Expérimentation de circulation entre les files

Le gouvernement lance au 1er février une expérimentation de la circulation entre les files de voitures pour tenter d'encadrer cette pratique très répandue chez les motards, qui la jugent plus sécurisante pour eux, mais peu comprise par les automobilistes.

Réclamée par les associations de conducteurs de deux-roues motorisés et massivement pratiquée dans les centre-villes, sur les périphériques, les routes et autoroutes, la circulation interfiles a nourri des débats aussi vifs que stériles depuis vingt ans.

"C'est un fait social: 98% des conducteurs de deux-roues motorisés le font!
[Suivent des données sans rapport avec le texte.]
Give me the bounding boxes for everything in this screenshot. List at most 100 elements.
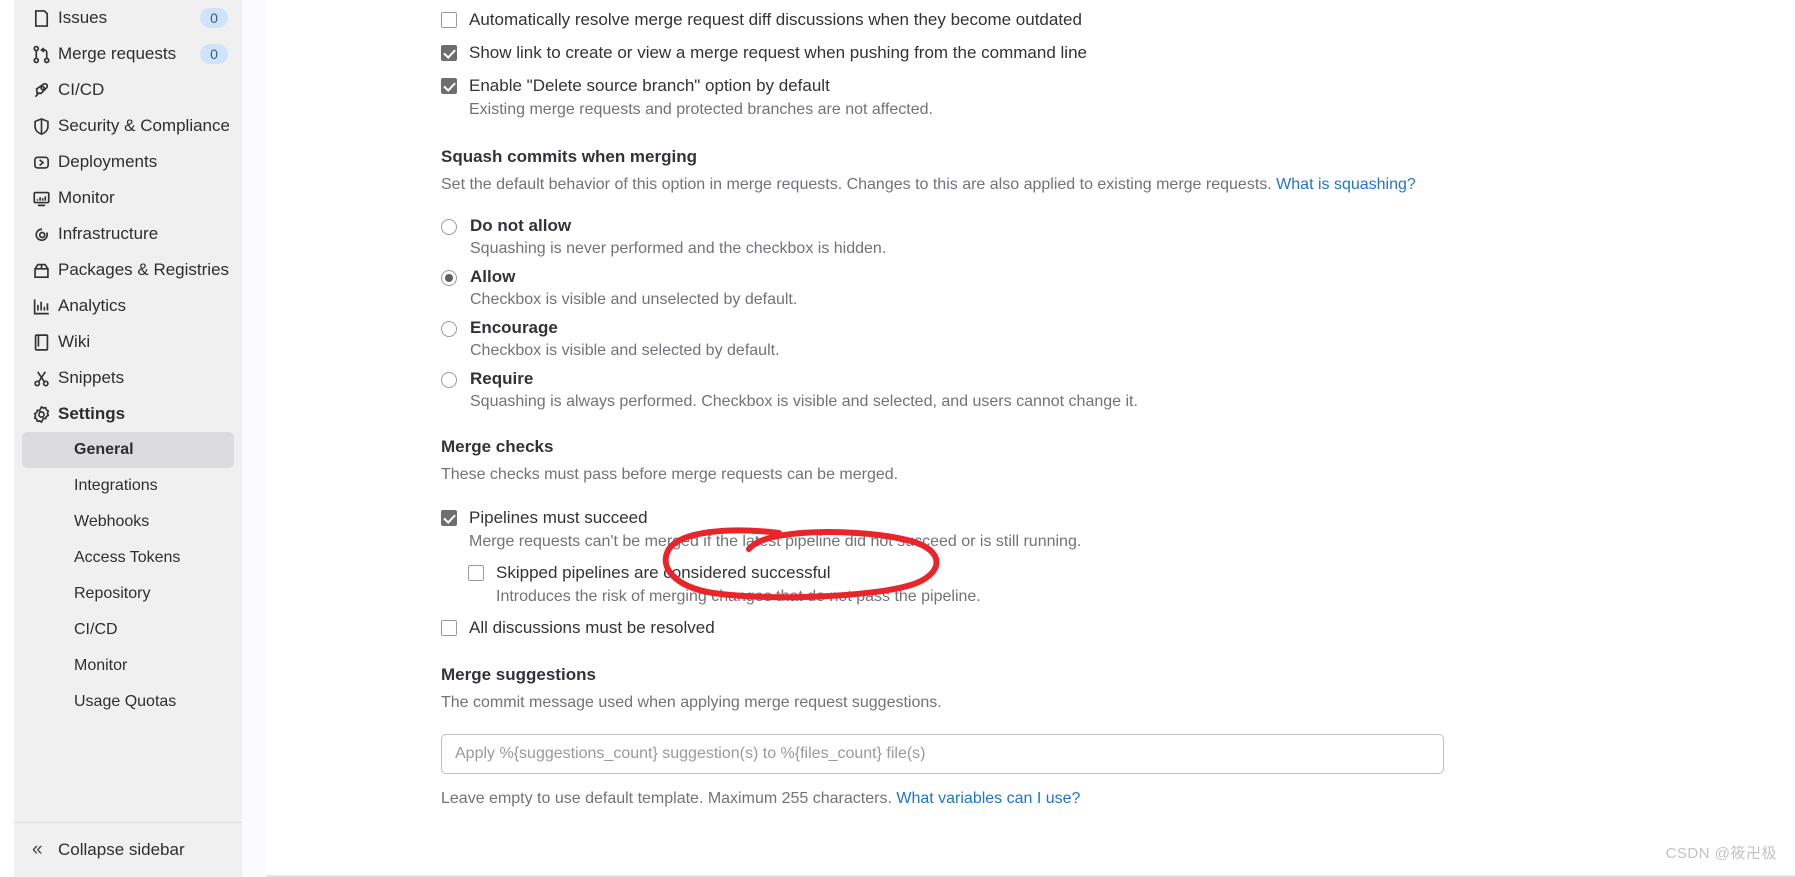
squash-option-encourage-row[interactable]: Encourage	[441, 317, 1521, 339]
sidebar-item-security-compliance[interactable]: Security & Compliance	[14, 108, 242, 144]
sidebar-subitem-label: Monitor	[74, 657, 128, 674]
merge-commit-message-input[interactable]	[441, 734, 1444, 774]
merge-checks-section-title: Merge checks	[441, 437, 554, 456]
collapse-sidebar-button[interactable]: « Collapse sidebar	[14, 822, 242, 877]
sidebar-item-label: Analytics	[58, 296, 127, 315]
sidebar-nav-scroll[interactable]: Issues 0 Merge requests 0 CI/CD Security…	[14, 0, 242, 822]
delete-source-branch-description: Existing merge requests and protected br…	[469, 101, 933, 118]
sidebar-subitem-cicd[interactable]: CI/CD	[22, 612, 234, 648]
sidebar-subitem-access-tokens[interactable]: Access Tokens	[22, 540, 234, 576]
show-link-create-mr-checkbox[interactable]	[441, 45, 457, 61]
all-discussions-resolved-row[interactable]: All discussions must be resolved	[441, 617, 1521, 639]
pipelines-must-succeed-row[interactable]: Pipelines must succeed	[441, 507, 1521, 529]
delete-source-branch-label[interactable]: Enable "Delete source branch" option by …	[469, 75, 830, 97]
skipped-pipelines-label[interactable]: Skipped pipelines are considered success…	[496, 562, 831, 584]
squash-section-title: Squash commits when merging	[441, 147, 697, 166]
scissors-icon	[32, 368, 58, 388]
sidebar-subitem-webhooks[interactable]: Webhooks	[22, 504, 234, 540]
skipped-pipelines-checkbox[interactable]	[468, 565, 484, 581]
chevron-double-left-icon: «	[32, 839, 43, 860]
what-variables-can-i-use-link[interactable]: What variables can I use?	[896, 790, 1080, 807]
squash-option-allow-radio[interactable]	[441, 270, 457, 286]
sidebar-item-label: Merge requests	[58, 44, 177, 63]
sidebar-subitem-usage-quotas[interactable]: Usage Quotas	[22, 684, 234, 720]
sidebar-subitem-label: Repository	[74, 585, 151, 602]
sidebar-subitem-integrations[interactable]: Integrations	[22, 468, 234, 504]
sidebar-subitem-repository[interactable]: Repository	[22, 576, 234, 612]
squash-option-require-label[interactable]: Require	[470, 368, 533, 390]
merge-suggestions-section-description: The commit message used when applying me…	[441, 694, 942, 711]
all-discussions-resolved-label[interactable]: All discussions must be resolved	[469, 617, 715, 639]
project-sidebar: Issues 0 Merge requests 0 CI/CD Security…	[0, 0, 266, 877]
settings-main-content: Automatically resolve merge request diff…	[266, 0, 1795, 877]
squash-option-encourage-radio[interactable]	[441, 321, 457, 337]
merge-requests-icon	[32, 44, 58, 64]
squash-option-allow-row[interactable]: Allow	[441, 266, 1521, 288]
squash-option-require-row[interactable]: Require	[441, 368, 1521, 390]
sidebar-item-settings[interactable]: Settings	[14, 396, 242, 432]
merge-checks-section-description: These checks must pass before merge requ…	[441, 466, 899, 483]
book-icon	[32, 332, 58, 352]
show-link-create-mr-label[interactable]: Show link to create or view a merge requ…	[469, 42, 1087, 64]
sidebar-nav-list: Issues 0 Merge requests 0 CI/CD Security…	[14, 0, 242, 720]
show-link-create-mr-row[interactable]: Show link to create or view a merge requ…	[441, 42, 1521, 64]
squash-option-require-radio[interactable]	[441, 372, 457, 388]
sidebar-item-deployments[interactable]: Deployments	[14, 144, 242, 180]
sidebar-subitem-general[interactable]: General	[22, 432, 234, 468]
sidebar-subitem-label: CI/CD	[74, 621, 118, 638]
csdn-watermark: CSDN @筱卍极	[1665, 845, 1777, 862]
sidebar-item-label: Packages & Registries	[58, 260, 230, 279]
sidebar-left-edge	[0, 0, 14, 877]
auto-resolve-diff-discussions-row[interactable]: Automatically resolve merge request diff…	[441, 9, 1521, 31]
auto-resolve-diff-discussions-label[interactable]: Automatically resolve merge request diff…	[469, 9, 1082, 31]
squash-option-allow-label[interactable]: Allow	[470, 266, 515, 288]
sidebar-subitem-label: Access Tokens	[74, 549, 181, 566]
sidebar-subitem-label: Integrations	[74, 477, 158, 494]
gear-icon	[32, 404, 58, 424]
gitlab-project-settings-page: Issues 0 Merge requests 0 CI/CD Security…	[0, 0, 1795, 877]
sidebar-item-label: Wiki	[58, 332, 91, 351]
what-is-squashing-link[interactable]: What is squashing?	[1276, 176, 1416, 193]
squash-option-do-not-allow-label[interactable]: Do not allow	[470, 215, 571, 237]
issues-icon	[32, 8, 58, 28]
sidebar-item-wiki[interactable]: Wiki	[14, 324, 242, 360]
sidebar-subitem-label: Usage Quotas	[74, 693, 177, 710]
merge-suggestions-section-title: Merge suggestions	[441, 665, 596, 684]
merge-requests-settings-form: Automatically resolve merge request diff…	[441, 0, 1521, 810]
merge-requests-count-badge: 0	[200, 44, 228, 64]
delete-source-branch-row[interactable]: Enable "Delete source branch" option by …	[441, 75, 1521, 97]
deployments-icon	[32, 152, 58, 172]
package-icon	[32, 260, 58, 280]
auto-resolve-diff-discussions-checkbox[interactable]	[441, 12, 457, 28]
squash-option-allow-description: Checkbox is visible and unselected by de…	[470, 291, 798, 308]
squash-option-encourage-description: Checkbox is visible and selected by defa…	[470, 342, 780, 359]
pipelines-must-succeed-label[interactable]: Pipelines must succeed	[469, 507, 648, 529]
issues-count-badge: 0	[200, 8, 228, 28]
all-discussions-resolved-checkbox[interactable]	[441, 620, 457, 636]
sidebar-item-snippets[interactable]: Snippets	[14, 360, 242, 396]
skipped-pipelines-row[interactable]: Skipped pipelines are considered success…	[468, 562, 1521, 584]
sidebar-subitem-monitor[interactable]: Monitor	[22, 648, 234, 684]
sidebar-item-monitor[interactable]: Monitor	[14, 180, 242, 216]
sidebar-item-cicd[interactable]: CI/CD	[14, 72, 242, 108]
sidebar-item-analytics[interactable]: Analytics	[14, 288, 242, 324]
pipelines-must-succeed-checkbox[interactable]	[441, 510, 457, 526]
infrastructure-icon	[32, 224, 58, 244]
sidebar-item-infrastructure[interactable]: Infrastructure	[14, 216, 242, 252]
skipped-pipelines-description: Introduces the risk of merging changes t…	[496, 588, 981, 605]
squash-option-do-not-allow-radio[interactable]	[441, 219, 457, 235]
merge-suggestions-help-label: Leave empty to use default template. Max…	[441, 790, 892, 807]
squash-option-do-not-allow-row[interactable]: Do not allow	[441, 215, 1521, 237]
sidebar-item-issues[interactable]: Issues 0	[14, 0, 242, 36]
shield-icon	[32, 116, 58, 136]
delete-source-branch-checkbox[interactable]	[441, 78, 457, 94]
squash-option-require-description: Squashing is always performed. Checkbox …	[470, 393, 1138, 410]
squash-option-do-not-allow-description: Squashing is never performed and the che…	[470, 240, 887, 257]
analytics-icon	[32, 296, 58, 316]
sidebar-item-packages-registries[interactable]: Packages & Registries	[14, 252, 242, 288]
squash-option-encourage-label[interactable]: Encourage	[470, 317, 558, 339]
sidebar-item-label: Infrastructure	[58, 224, 159, 243]
sidebar-item-merge-requests[interactable]: Merge requests 0	[14, 36, 242, 72]
sidebar-item-label: CI/CD	[58, 80, 105, 99]
rocket-icon	[32, 80, 58, 100]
Nous voulons sortir d'une hypocrisie qui consiste à ne pas en parler, à ne pas l'enseigner, à ne pas souligner son accidentologie en ville, là où il y a des intersections et des piétons", a souligné vendredi le Délégué interministériel à la sécurité routière, Emmanuel Barbe, lors d'un point-presse.

"Il y a un voile sur cette pratique qui la rend plus dangereuse qu'elle peut être si elle est pratiquée dans certaines conditions", estime-t-il, en se défendant toutefois de toute "légalisation".

Pendant quatre ans, dans onze départements (Gironde, Rhône, Bouches-du-Rhône et huit départements d'Ile-de-France), la circulation interfiles sera autorisée sur certaines voies rapides quand le trafic sera ralenti.

A savoir, "sur les autoroutes et les routes, dont la vitesse maximale autorisée est supérieure ou égale à 70 km/h, à deux chaussées séparées par un terre-plein central et dotées d'au moins deux voies chacune", précise un décret publié le 26 décembre.

La circulation pourra alors être effectuée "entre deux files de véhicules situées sur les deux voies de circulation les plus à gauche", uniquement "lorsque la circulation s'est, en raison de sa densité, établie en file ininterrompue sur toutes les voies, jusqu'à une vitesse maximale de 50 km/h".

Les slaloms, les "remontées de files" en centre-ville ou la circulation entre les files à 70 km/h restent donc interdits.

Une telle expérimentation avait été recommandée fin 2013 par le Conseil national de sécurité routière (CNSR).

 

Enseignée dans les auto-écoles

"C'est une pratique raisonnée, qui bénéficie à tout le monde", assure à l'AFP le porte-parole de la Fédération française des motards en colère, Nathanaël Gagnaire.

"Contrairement à ce que certains peuvent penser, la circulation interfiles est bien plus +sécure+ pour les motards que quand ils sont intégrés dans les files de circulation où les distances de sécurité sont rarement respectées. Il y a le risque d'être pris en sandwich sur un freinage brusque. Et derrière un fourgon, par exemple, on n'a pas de visibilité", souligne-t-il.

Selon la Sécurité routière, la circulation interfiles n'a été à l'origine que de douze décès (sur 790) de conducteurs de deux-roues motorisés en 2014, mais elle cause de plus en plus d'accidents (+80,7% d'accidents en interfiles en dix ans).

Elle sera désormais évoquée dans les auto-écoles, afin de sensibiliser les automobilistes.

"Sur le périph', il y a des règles tacites mais il faut y être habitué", admet Gilbert, un automobiliste parisien. "L'enseigner? Pourquoi pas, ça peut pas faire de mal."

Selon une étude menée en 2012-2013 par l'Institut français des sciences et technologies des transports, de l'aménagement des réseaux (Ifsttar), "68% des automobilistes disaient ressentir des difficultés face à cette pratique, qui génère un sentiment d'insécurité, de stress lié à l'imprévisibilité, l'effet de surprise", explique Isabelle Ragot-Court, chargée de recherche à l'Ifsttar.

"Il y a un intérêt à rendre saillante la possibilité de rencontrer un deux-roues motorisé pour réduire cet effet de surprise et optimiser leur attention", estime-t-elle. "En 2012, 80% des automobilistes étaient favorables à un encadrement", en espérant que cela réduise les accidents mais aussi pour "donner un cadre légal aux responsabilités en cas d'accident".

Un suivi sera réalisé durant quatre ans avant, en fonction des résultats, une possible généralisation à tous les départements en 2020. Mais, prévient le ministère, l'expérimentation "pourra aussi être suspendue à tout moment si les résultats ne s'avéraient pas satisfaisants".